Anthracite grey vs Sea Serpent
Anthracite grey (RAL Classic) and Sea Serpent (Sherwin-Williams) come from different manufacturers. Anthracite grey reads as blue-grey, while Sea Serpent reads as blue — two distinct hue families, not close cousins. Their light reflectance values are nearly the same — 8 vs 7 — so neither will read significantly brighter or darker than the other. ΔE 6.6 means they're clearly different, but not dramatically so — they'd pair well in the same room. Below you'll find 4 real-room photo comparisons where both colors appear side by side, plus 5 simulated room previews.

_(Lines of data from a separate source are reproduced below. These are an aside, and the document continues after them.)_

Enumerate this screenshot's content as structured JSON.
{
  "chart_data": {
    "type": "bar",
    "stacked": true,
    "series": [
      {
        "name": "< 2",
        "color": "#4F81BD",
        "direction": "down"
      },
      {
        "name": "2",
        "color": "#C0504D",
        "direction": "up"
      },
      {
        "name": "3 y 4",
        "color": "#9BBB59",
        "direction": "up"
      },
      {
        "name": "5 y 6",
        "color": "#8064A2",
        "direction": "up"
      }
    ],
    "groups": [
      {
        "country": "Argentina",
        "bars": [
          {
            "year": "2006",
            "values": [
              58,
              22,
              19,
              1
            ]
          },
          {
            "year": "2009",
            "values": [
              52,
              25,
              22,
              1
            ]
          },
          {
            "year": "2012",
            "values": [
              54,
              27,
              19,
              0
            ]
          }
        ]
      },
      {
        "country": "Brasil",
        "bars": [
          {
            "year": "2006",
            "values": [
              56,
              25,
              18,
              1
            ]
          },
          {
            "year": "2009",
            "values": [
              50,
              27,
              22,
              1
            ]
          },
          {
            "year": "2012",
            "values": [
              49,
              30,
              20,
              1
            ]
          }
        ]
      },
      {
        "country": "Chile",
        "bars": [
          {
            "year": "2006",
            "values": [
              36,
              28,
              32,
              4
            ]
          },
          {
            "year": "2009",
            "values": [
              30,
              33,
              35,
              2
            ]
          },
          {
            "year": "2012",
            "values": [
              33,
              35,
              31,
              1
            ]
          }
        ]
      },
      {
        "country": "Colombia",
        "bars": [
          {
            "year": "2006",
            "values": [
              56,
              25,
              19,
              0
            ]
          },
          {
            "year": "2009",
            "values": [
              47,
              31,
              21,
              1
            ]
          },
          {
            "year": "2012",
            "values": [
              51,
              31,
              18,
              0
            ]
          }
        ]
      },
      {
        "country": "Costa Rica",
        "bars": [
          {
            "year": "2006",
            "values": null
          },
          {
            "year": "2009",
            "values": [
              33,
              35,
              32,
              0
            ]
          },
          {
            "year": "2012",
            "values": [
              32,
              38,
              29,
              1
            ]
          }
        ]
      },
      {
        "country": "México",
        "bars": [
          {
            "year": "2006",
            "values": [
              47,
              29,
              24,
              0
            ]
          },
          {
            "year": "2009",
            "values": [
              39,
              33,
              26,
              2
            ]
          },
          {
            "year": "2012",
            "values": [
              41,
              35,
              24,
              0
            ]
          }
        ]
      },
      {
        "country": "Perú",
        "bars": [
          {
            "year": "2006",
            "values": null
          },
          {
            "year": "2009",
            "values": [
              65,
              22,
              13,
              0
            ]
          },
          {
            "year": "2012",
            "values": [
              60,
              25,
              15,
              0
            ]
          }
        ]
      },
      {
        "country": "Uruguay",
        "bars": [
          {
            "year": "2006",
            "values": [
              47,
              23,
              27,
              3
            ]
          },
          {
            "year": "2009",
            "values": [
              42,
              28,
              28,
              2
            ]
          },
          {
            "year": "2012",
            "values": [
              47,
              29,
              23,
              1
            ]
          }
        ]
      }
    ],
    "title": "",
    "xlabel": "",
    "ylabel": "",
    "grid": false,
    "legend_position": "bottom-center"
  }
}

Anthracite grey vs Sea Serpent in Real Spaces
4 real rooms side by side. Anthracite grey and Sea Serpent are close enough that the difference can be hard to judge from a chip alone — these photos show how each reads at scale, across different spaces and lighting conditions.
Kitchen
Kitchens often have the harshest, most revealing light in the house — under-cabinet LEDs and overhead fixtures that strip away subtlety. At this scale, the choice between them becomes clear in a way that a swatch alone can't communicate.
House
A full exterior is the most demanding test for a paint color — scale and outdoor light both amplify differences that seem small on a swatch. At this scale, the choice between them becomes clear in a way that a swatch alone can't communicate.
Front Door
On a front door, the color is both the first and last thing you see — a context where even a modest tonal difference reads clearly. The distinction reads clearly at room scale, making the choice between them concrete.
Kitchen Cabinets
Cabinet color is always seen in context — against countertops, backsplash, and hardware — which amplifies undertone differences that might disappear on a plain wall. At this scale, the choice between them becomes clear in a way that a swatch alone can't communicate.
Color Details
Anthracite grey vs Sea Serpent Simulated Comparison
5 simulated room previews — drag the slider on each to see Anthracite grey on one side and Sea Serpent on the other.
Digital color is approximate. These simulations are generated from the manufacturer's hex values and overlaid on grayscale room photos — your screen's calibration, brightness, and viewing angle all affect how they render. Before committing to either color, test physical samples in your own space under the light you actually live with.
More Anthracite grey comparisons
See how Anthracite grey stacks up against other well-photographed colors across different brands and tones.